Article written by F5 Networks APAC fraud protection solution specialist Shahnawaz Backer Fraud is always going to be top of mind for all financial institutions. The move to digital has made moving money quicker, easier and faster – and it’s done exactly the same for fraud. Digitisation and mass adoption of online and mobile banking is providing new opportunities for criminals to steal from us without even leaving their bedrooms. So how can financial institutions combat these new, increasingly intelligent attacks? Having the right technology will be key and taking a holistic approach to security will be mandatory.
Fraud-as-a Service on the Dark Web is big business - providing cybercriminals with malicious tools such as Malwares, Weaponized Zero-Day exploits, DDOS Services and Hosting Services, to target their financial institution of choice. Automation is also making the management and maintenance of the compromised devices easier. Criminals, with modern command-and-control (C2) servers, now have the capability to automate data collection and increase their gains through economies of scale. These malwares are evolving quickly, and my expectation is that this type of fraud is here to stay and set to grow. To combat the rise in automated attacks, financial institutions are themselves turning to automation technology. Machine learning systems can change how banks manage their fraud risk programs.
If a bank is processing 100,000 transactions per minute, it is just not possible for a human to fend off. However, fully automated, artificial intelligence can perform complex analysis on transactional data and identify and flag potentially fraudulent activity, without needing to be programmed to do so.
With the ongoing juggernaut of digitisation and API (Application Programming Interface) adoption in the banking sector, we expect the use of online and mobile banking apps to increase, and with that, following the money, we can expect the emergence of new financial malwares adopting new techniques to try to get our personal information - and our cash. In addition, with real-time transactions becoming a reality in Australia in 2018, we can expect fraudsters to try to take advantage of this. The New Payments Platform is stepping up efforts to educate consumers on phishing scams and in any increase in electronic fund transfers and automated clearings. As a result, social engineering as a compromise vector will stay and phishing attacks will continue to increase.

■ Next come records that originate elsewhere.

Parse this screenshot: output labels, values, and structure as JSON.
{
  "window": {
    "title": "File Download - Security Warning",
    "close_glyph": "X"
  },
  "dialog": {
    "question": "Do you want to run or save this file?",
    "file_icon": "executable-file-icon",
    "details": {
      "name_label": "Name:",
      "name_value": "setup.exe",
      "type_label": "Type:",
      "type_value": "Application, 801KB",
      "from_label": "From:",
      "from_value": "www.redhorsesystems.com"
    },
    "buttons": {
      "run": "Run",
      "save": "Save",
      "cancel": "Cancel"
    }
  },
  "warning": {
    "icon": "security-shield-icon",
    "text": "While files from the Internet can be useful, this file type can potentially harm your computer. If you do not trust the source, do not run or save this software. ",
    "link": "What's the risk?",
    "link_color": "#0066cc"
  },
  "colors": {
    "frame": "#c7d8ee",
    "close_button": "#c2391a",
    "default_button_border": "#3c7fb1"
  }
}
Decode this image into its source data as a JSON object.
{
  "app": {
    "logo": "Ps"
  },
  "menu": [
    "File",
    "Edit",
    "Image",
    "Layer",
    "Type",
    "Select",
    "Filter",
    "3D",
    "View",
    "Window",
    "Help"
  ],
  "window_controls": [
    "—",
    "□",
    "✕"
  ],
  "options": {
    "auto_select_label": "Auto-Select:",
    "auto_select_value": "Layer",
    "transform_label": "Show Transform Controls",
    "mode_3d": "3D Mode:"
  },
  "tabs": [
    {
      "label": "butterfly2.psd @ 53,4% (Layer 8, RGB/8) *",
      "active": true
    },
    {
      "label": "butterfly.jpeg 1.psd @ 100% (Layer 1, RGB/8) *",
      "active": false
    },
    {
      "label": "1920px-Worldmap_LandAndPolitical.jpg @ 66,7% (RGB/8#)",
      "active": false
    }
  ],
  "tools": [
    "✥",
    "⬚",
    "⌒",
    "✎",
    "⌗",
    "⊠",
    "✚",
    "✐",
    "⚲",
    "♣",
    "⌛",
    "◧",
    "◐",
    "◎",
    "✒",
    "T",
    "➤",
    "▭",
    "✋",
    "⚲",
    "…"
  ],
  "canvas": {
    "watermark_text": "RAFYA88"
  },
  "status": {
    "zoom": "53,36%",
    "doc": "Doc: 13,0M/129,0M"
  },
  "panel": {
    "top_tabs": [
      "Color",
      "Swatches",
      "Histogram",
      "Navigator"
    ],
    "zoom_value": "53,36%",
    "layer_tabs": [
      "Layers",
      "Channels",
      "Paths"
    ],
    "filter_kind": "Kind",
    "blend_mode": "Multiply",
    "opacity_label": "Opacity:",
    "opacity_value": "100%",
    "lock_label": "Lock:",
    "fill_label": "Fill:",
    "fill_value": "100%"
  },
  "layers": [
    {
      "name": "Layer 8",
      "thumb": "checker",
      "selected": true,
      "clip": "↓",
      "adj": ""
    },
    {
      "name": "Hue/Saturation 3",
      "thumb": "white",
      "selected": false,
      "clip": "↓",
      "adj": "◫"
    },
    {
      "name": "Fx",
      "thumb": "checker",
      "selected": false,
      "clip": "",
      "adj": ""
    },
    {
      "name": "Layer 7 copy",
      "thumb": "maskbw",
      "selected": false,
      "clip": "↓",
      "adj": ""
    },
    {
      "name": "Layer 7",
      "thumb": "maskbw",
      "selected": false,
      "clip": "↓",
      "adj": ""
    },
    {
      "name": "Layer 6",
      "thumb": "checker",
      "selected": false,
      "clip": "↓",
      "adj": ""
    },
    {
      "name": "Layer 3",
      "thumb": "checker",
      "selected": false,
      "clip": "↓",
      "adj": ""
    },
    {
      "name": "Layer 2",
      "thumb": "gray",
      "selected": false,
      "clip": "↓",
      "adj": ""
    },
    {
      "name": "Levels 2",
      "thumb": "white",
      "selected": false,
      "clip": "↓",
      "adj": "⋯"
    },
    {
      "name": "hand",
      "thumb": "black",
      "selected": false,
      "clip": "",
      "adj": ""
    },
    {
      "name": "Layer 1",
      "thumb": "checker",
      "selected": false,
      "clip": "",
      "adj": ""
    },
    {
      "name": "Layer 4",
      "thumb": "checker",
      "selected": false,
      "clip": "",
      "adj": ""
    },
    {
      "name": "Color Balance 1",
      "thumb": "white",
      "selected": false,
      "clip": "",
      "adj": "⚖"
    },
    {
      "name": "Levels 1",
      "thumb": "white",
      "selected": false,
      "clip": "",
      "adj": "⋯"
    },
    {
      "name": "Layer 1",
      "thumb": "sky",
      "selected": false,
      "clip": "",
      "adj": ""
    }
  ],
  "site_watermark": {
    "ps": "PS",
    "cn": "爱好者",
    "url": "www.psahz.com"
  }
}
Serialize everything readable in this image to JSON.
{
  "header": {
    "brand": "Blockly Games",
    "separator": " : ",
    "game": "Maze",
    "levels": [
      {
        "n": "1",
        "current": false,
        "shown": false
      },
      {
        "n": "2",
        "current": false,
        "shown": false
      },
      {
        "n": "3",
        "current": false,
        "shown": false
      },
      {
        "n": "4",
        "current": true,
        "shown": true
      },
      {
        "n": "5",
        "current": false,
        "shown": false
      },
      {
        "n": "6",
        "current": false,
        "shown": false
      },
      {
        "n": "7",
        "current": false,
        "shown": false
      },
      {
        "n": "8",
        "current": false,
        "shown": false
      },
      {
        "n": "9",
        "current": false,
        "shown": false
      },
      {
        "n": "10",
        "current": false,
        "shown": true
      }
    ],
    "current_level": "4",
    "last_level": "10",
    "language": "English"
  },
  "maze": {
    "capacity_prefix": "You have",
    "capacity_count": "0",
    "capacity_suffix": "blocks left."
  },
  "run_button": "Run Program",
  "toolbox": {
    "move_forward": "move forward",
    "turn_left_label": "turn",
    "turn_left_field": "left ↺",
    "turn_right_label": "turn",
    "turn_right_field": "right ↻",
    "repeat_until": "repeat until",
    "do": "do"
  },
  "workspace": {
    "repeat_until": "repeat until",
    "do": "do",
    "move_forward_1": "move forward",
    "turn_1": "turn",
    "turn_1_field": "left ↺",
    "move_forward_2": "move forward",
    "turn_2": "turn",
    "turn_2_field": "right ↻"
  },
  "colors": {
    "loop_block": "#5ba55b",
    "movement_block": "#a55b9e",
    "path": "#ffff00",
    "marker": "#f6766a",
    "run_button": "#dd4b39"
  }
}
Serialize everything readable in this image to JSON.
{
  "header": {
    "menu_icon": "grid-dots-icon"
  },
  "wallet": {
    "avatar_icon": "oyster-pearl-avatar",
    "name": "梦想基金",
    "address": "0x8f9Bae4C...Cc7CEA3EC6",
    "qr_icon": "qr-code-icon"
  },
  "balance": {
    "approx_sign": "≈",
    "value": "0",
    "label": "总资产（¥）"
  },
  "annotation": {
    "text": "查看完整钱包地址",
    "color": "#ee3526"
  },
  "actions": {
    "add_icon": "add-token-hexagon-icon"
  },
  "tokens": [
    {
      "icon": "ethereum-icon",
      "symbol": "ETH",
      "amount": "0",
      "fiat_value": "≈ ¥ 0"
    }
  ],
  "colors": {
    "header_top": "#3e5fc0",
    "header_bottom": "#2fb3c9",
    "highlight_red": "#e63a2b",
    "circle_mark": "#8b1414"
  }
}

With the tightening of security on applications and infrastructure, cybercriminals have for some time been focusing on the weakest link - people. In response, banks will need to roll out stronger digital identities by adopting greater levels of ‘addition of context’, user behaviour and biometrics. Inadequately secured personal devices that are connected to the Internet are a real threat. By infecting them and then reporting to a C2 with confidential information, a fraudster can then masquerade as the user by assuming their identity. Financial institutions need to rethink the digital identity management of their customers. There needs to be context when identifying if people are real. Intelligent capabilities based on analytics (behavioural & heuristic) need to be built into the system to help identify a fraudulent transaction, even if it is coming from a machine with the right credentials and no obvious indicator of having been compromised. Furthermore, from a preventive standpoint, online and mobile banking applications should be able to detect the presence of malwares and deter sniffing attacks. Banking applications should be required to qualify the integrity of a device and cease to function if it detects a potential threat, for example, by not allowing a user to run critical banking transactions on a jailbroken or rooted device.
In the end, the onus is on the banks to make sure they are secure. Banks need to increase their own security by removing the need for their end-users to update their security or install tokens on their own devices, as customers will still be at risk if they do not follow protocols.
Therefore, clientless solutions are needed, as these allow banks to be in control of security and not rely on end-users to secure their own environment. To have a fighting chance against fraud, the industry as a whole, from banks to those that protect them, will need to invest in their own threat researchers and analysts to create reports and share them across the industry. The industry - and all its stakeholders - need to be better educated and invest in the right technology to make sure that these attacks are cut off before they even reach the end user. When it comes to defence from malicious attacks, everybody, from banks to security firms to customers, need to be that little bit smarter.